Summary

  • Italy’s EV uptake is one of the lowest in Europe at 4%
  • The newly approved budget law in Italy has introduced reforms regarding salary cars
  • The law now taxes cleaner technologies differently, incentivizing electric cars with a low tax rate of 10%
  • The law has raised the tax burden on petrol and diesel cars while offering tax rebates to high-emission vehicles
  • Italy is pushing back against the EU’s law requiring zero carbon emissions for new cars sold after 2035

Article

Italy’s EV uptake has been low at 4%, but recent reforms in the budget law have aimed to change this by adjusting the taxation system to favor cleaner technologies. The new law taxes different types of technology rather than emissions, incentivizing BEVs with a low 10% tax rate. However, PHEVs are taxed at a higher rate of 20%, despite not being considered a clean technology. There are inconsistencies in the new legislation, such as applying the same taxation to all internal combustion vehicles, regardless of emissions.

The new legislation significantly raises the tax burden on over 80% of Italy’s annual registered salary cars, which are predominantly petrol and diesel vehicles.

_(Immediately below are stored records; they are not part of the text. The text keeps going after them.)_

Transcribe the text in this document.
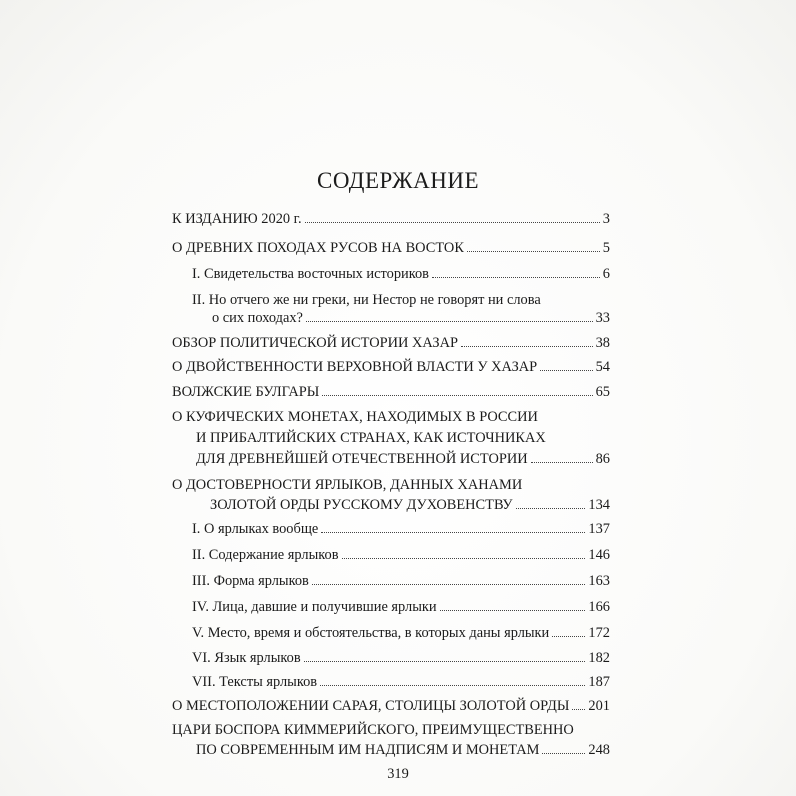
СОДЕРЖАНИЕ
К ИЗДАНИЮ 2020 г.	3
О ДРЕВНИХ ПОХОДАХ РУСОВ НА ВОСТОК	5
I. Свидетельства восточных историков	6
II. Но отчего же ни греки, ни Нестор не говорят ни слова
о сих походах?	33
ОБЗОР ПОЛИТИЧЕСКОЙ ИСТОРИИ ХАЗАР	38
О ДВОЙСТВЕННОСТИ ВЕРХОВНОЙ ВЛАСТИ У ХАЗАР	54
ВОЛЖСКИЕ БУЛГАРЫ	65
О КУФИЧЕСКИХ МОНЕТАХ, НАХОДИМЫХ В РОССИИ
И ПРИБАЛТИЙСКИХ СТРАНАХ, КАК ИСТОЧНИКАХ
ДЛЯ ДРЕВНЕЙШЕЙ ОТЕЧЕСТВЕННОЙ ИСТОРИИ	86
О ДОСТОВЕРНОСТИ ЯРЛЫКОВ, ДАННЫХ ХАНАМИ
ЗОЛОТОЙ ОРДЫ РУССКОМУ ДУХОВЕНСТВУ	134
I. О ярлыках вообще	137
II. Содержание ярлыков	146
III. Форма ярлыков	163
IV. Лица, давшие и получившие ярлыки	166
V. Место, время и обстоятельства, в которых даны ярлыки	172
VI. Язык ярлыков	182
VII. Тексты ярлыков	187
О МЕСТОПОЛОЖЕНИИ САРАЯ, СТОЛИЦЫ ЗОЛОТОЙ ОРДЫ 201
ЦАРИ БОСПОРА КИММЕРИЙСКОГО, ПРЕИМУЩЕСТВЕННО
ПО СОВРЕМЕННЫМ ИМ НАДПИСЯМ И МОНЕТАМ	248
319
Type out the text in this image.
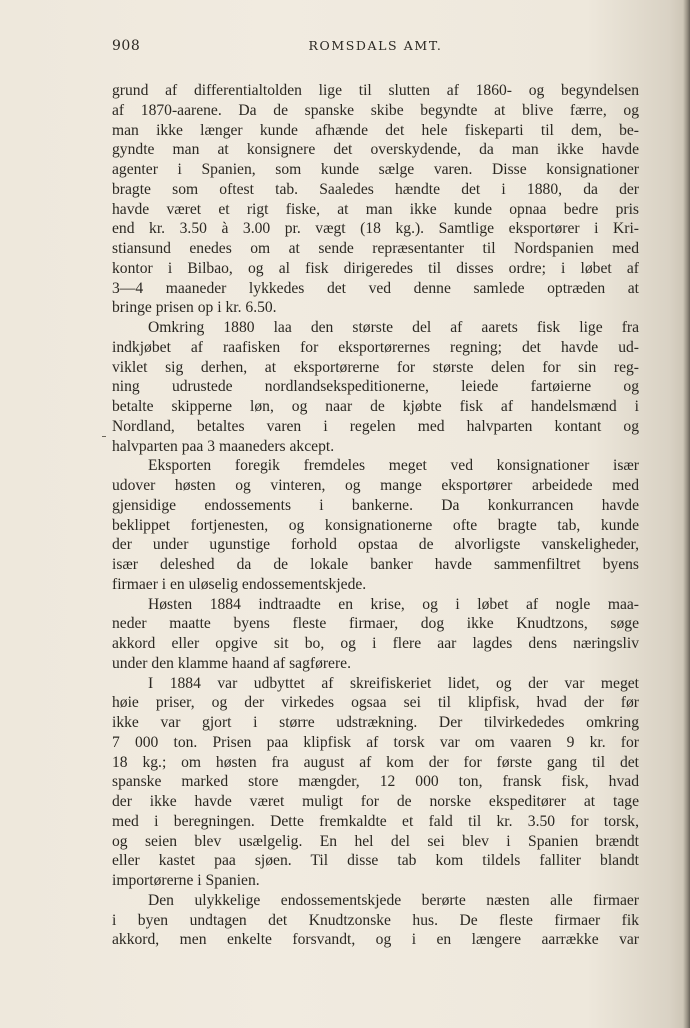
908	ROMSDALS AMT.
grund af differentialtolden lige til slutten af 1860- og begyndelsen
af 1870-aarene. Da de spanske skibe begyndte at blive færre, og
man ikke længer kunde afhænde det hele fiskeparti til dem, be-
gyndte man at konsignere det overskydende, da man ikke havde
agenter i Spanien, som kunde sælge varen. Disse konsignationer
bragte som oftest tab. Saaledes hændte det i 1880, da der
havde været et rigt fiske, at man ikke kunde opnaa bedre pris
end kr. 3.50 à 3.00 pr. vægt (18 kg.). Samtlige eksportører i Kri-
stiansund enedes om at sende repræsentanter til Nordspanien med
kontor i Bilbao, og al fisk dirigeredes til disses ordre; i løbet af
3—4 maaneder lykkedes det ved denne samlede optræden at
bringe prisen op i kr. 6.50.
Omkring 1880 laa den største del af aarets fisk lige fra
indkjøbet af raafisken for eksportørernes regning; det havde ud-
viklet sig derhen, at eksportørerne for største delen for sin reg-
ning udrustede nordlandsekspeditionerne, leiede fartøierne og
betalte skipperne løn, og naar de kjøbte fisk af handelsmænd i
Nordland, betaltes varen i regelen med halvparten kontant og
halvparten paa 3 maaneders akcept.
Eksporten foregik fremdeles meget ved konsignationer især
udover høsten og vinteren, og mange eksportører arbeidede med
gjensidige endossements i bankerne. Da konkurrancen havde
beklippet fortjenesten, og konsignationerne ofte bragte tab, kunde
der under ugunstige forhold opstaa de alvorligste vanskeligheder,
især deleshed da de lokale banker havde sammenfiltret byens
firmaer i en uløselig endossementskjede.
Høsten 1884 indtraadte en krise, og i løbet af nogle maa-
neder maatte byens fleste firmaer, dog ikke Knudtzons, søge
akkord eller opgive sit bo, og i flere aar lagdes dens næringsliv
under den klamme haand af sagførere.
I 1884 var udbyttet af skreifiskeriet lidet, og der var meget
høie priser, og der virkedes ogsaa sei til klipfisk, hvad der før
ikke var gjort i større udstrækning. Der tilvirkededes omkring
7 000 ton. Prisen paa klipfisk af torsk var om vaaren 9 kr. for
18 kg.; om høsten fra august af kom der for første gang til det
spanske marked store mængder, 12 000 ton, fransk fisk, hvad
der ikke havde været muligt for de norske ekspeditører at tage
med i beregningen. Dette fremkaldte et fald til kr. 3.50 for torsk,
og seien blev usælgelig. En hel del sei blev i Spanien brændt
eller kastet paa sjøen. Til disse tab kom tildels falliter blandt
importørerne i Spanien.
Den ulykkelige endossementskjede berørte næsten alle firmaer
i byen undtagen det Knudtzonske hus. De fleste firmaer fik
akkord, men enkelte forsvandt, og i en længere aarrække var
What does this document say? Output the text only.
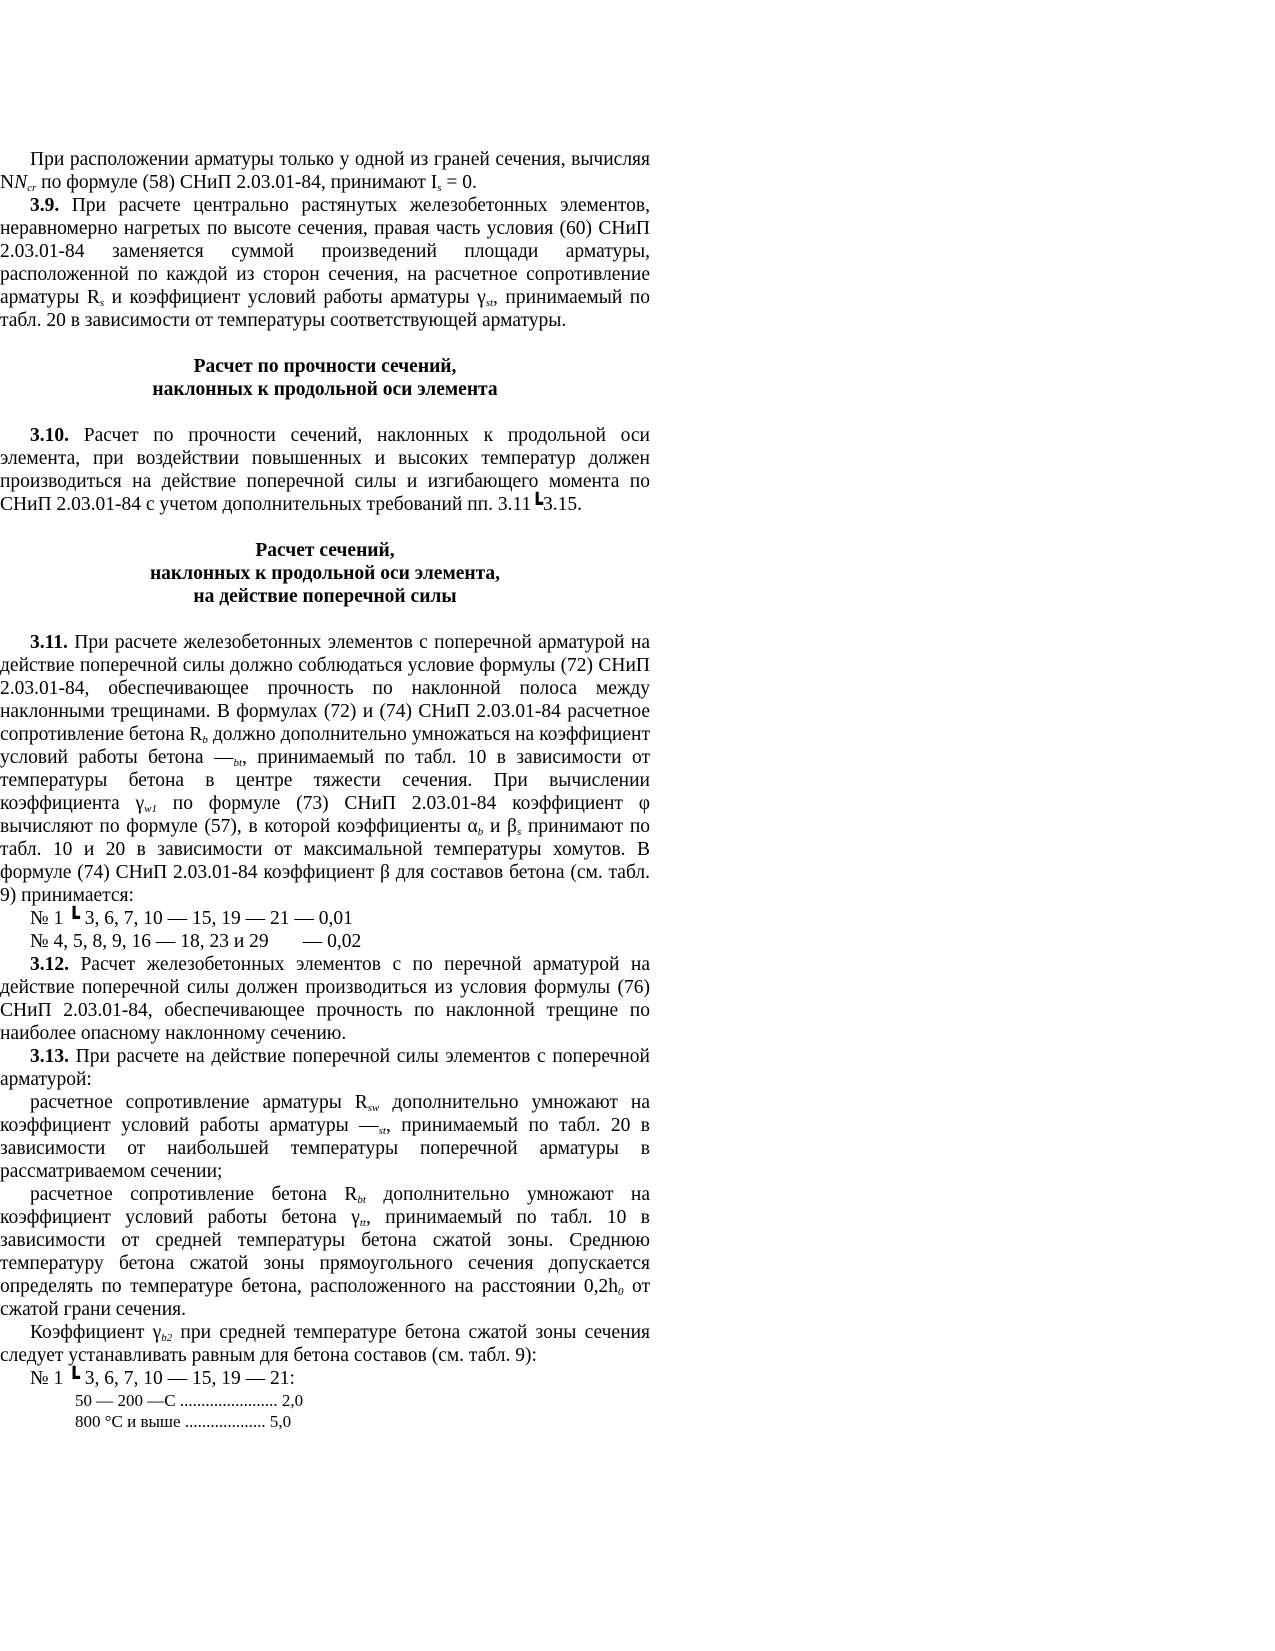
При расположении арматуры только у одной из граней сечения, вычисляя $NN_{cr}$ по формуле (58) СНиП 2.03.01-84, принимают $I_s = 0$.

3.9. При расчете центрально растянутых железобетонных элементов, неравномерно нагретых по высоте сечения, правая часть условия (60) СНиП 2.03.01-84 заменяется суммой произведений площади арматуры, расположенной по каждой из сторон сечения, на расчетное сопротивление арматуры $R_s$ и коэффициент условий работы арматуры $\gamma_{st}$, принимаемый по табл. 20 в зависимости от температуры соответствующей арматуры.

Расчет по прочности сечений,
наклонных к продольной оси элемента

3.10. Расчет по прочности сечений, наклонных к продольной оси элемента, при воздействии повышенных и высоких температур должен производиться на действие поперечной силы и изгибающего момента по СНиП 2.03.01-84 с учетом дополнительных требований пп. 3.11┗3.15.

Расчет сечений,
наклонных к продольной оси элемента,
на действие поперечной силы

3.11. При расчете железобетонных элементов с поперечной арматурой на действие поперечной силы должно соблюдаться условие формулы (72) СНиП 2.03.01-84, обеспечивающее прочность по наклонной полоса между наклонными трещинами. В формулах (72) и (74) СНиП 2.03.01-84 расчетное сопротивление бетона $R_b$ должно дополнительно умножаться на коэффициент условий работы бетона $—_{bt}$, принимаемый по табл. 10 в зависимости от температуры бетона в центре тяжести сечения. При вычислении коэффициента $\gamma_{w1}$ по формуле (73) СНиП 2.03.01-84 коэффициент φ вычисляют по формуле (57), в которой коэффициенты $\alpha_b$ и $\beta_s$ принимают по табл. 10 и 20 в зависимости от максимальной температуры хомутов. В формуле (74) СНиП 2.03.01-84 коэффициент β для составов бетона (см. табл. 9) принимается:

№ 1 ┗ 3, 6, 7, 10 — 15, 19 — 21 — 0,01

№ 4, 5, 8, 9, 16 — 18, 23 и 29       — 0,02

3.12. Расчет железобетонных элементов с по перечной арматурой на действие поперечной силы должен производиться из условия формулы (76) СНиП 2.03.01-84, обеспечивающее прочность по наклонной трещине по наиболее опасному наклонному сечению.

3.13. При расчете на действие поперечной силы элементов с поперечной арматурой:

расчетное сопротивление арматуры $R_{sw}$ дополнительно умножают на коэффициент условий работы арматуры $—_{st}$, принимаемый по табл. 20 в зависимости от наибольшей температуры поперечной арматуры в рассматриваемом сечении;

расчетное сопротивление бетона $R_{bt}$ дополнительно умножают на коэффициент условий работы бетона $\gamma_{tt}$, принимаемый по табл. 10 в зависимости от средней температуры бетона сжатой зоны. Среднюю температуру бетона сжатой зоны прямоугольного сечения допускается определять по температуре бетона, расположенного на расстоянии $0,2h_0$ от сжатой грани сечения.

Коэффициент $\gamma_{b2}$ при средней температуре бетона сжатой зоны сечения следует устанавливать равным для бетона составов (см. табл. 9):

№ 1 ┗ 3, 6, 7, 10 — 15, 19 — 21:

50 — 200 —С ....................... 2,0

800 °С и выше ................... 5,0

This creates a tax advantage for electric cars, potentially steering the market towards cleaner technologies. Italy registers 40% of all new car registrations as company cars, with half of these being salary cars. The taxation of salary cars is just one aspect of broader legislation regarding corporate fleets that needs reform, including tax parameters on depreciation write-offs and VAT deductions.

Italy’s pushback against the EU’s law requiring new cars sold after 2035 to be zero carbon emissions has become a part of the European political arena. However, Italy’s recent adjustment to company car taxation demonstrates that climate wins are possible. The country’s tweak to the taxation system shows a step towards supporting cleaner technologies in the automotive industry. The new legislation also highlights the need to address registration taxes, which are lower in Italy compared to other European countries.

The issue of the 2035 law and Italy’s stance on company car taxation are part of a broader conversation on Europe’s climate ambition. While the EU aims for zero carbon emissions from new cars by 2035, Italy’s reform in company car taxation suggests progress towards supporting cleaner technologies. The new legislation creates a gap and fiscal advantage for electric cars, potentially influencing the market towards greater adoption of electric vehicles. Italy’s reforms also point to the need for broader legislative changes regarding corporate fleets and tax advantages for cleaner technologies.

In conclusion, Italy’s recent reforms in the budget law regarding company car taxation show steps towards supporting cleaner technologies in the automotive industry. The adjustments in the taxation system create incentives for electric vehicles while raising the tax burden on petrol and diesel cars. These changes aim to steer the market towards greater adoption of electric cars and support Europe’s climate ambition. Italy’s stance on the 2035 law and company car taxation demonstrates that climate wins are possible through legislative changes. The country’s efforts highlight the need for broader reforms in corporate fleet legislation to further incentivize cleaner technologies in the automotive sector.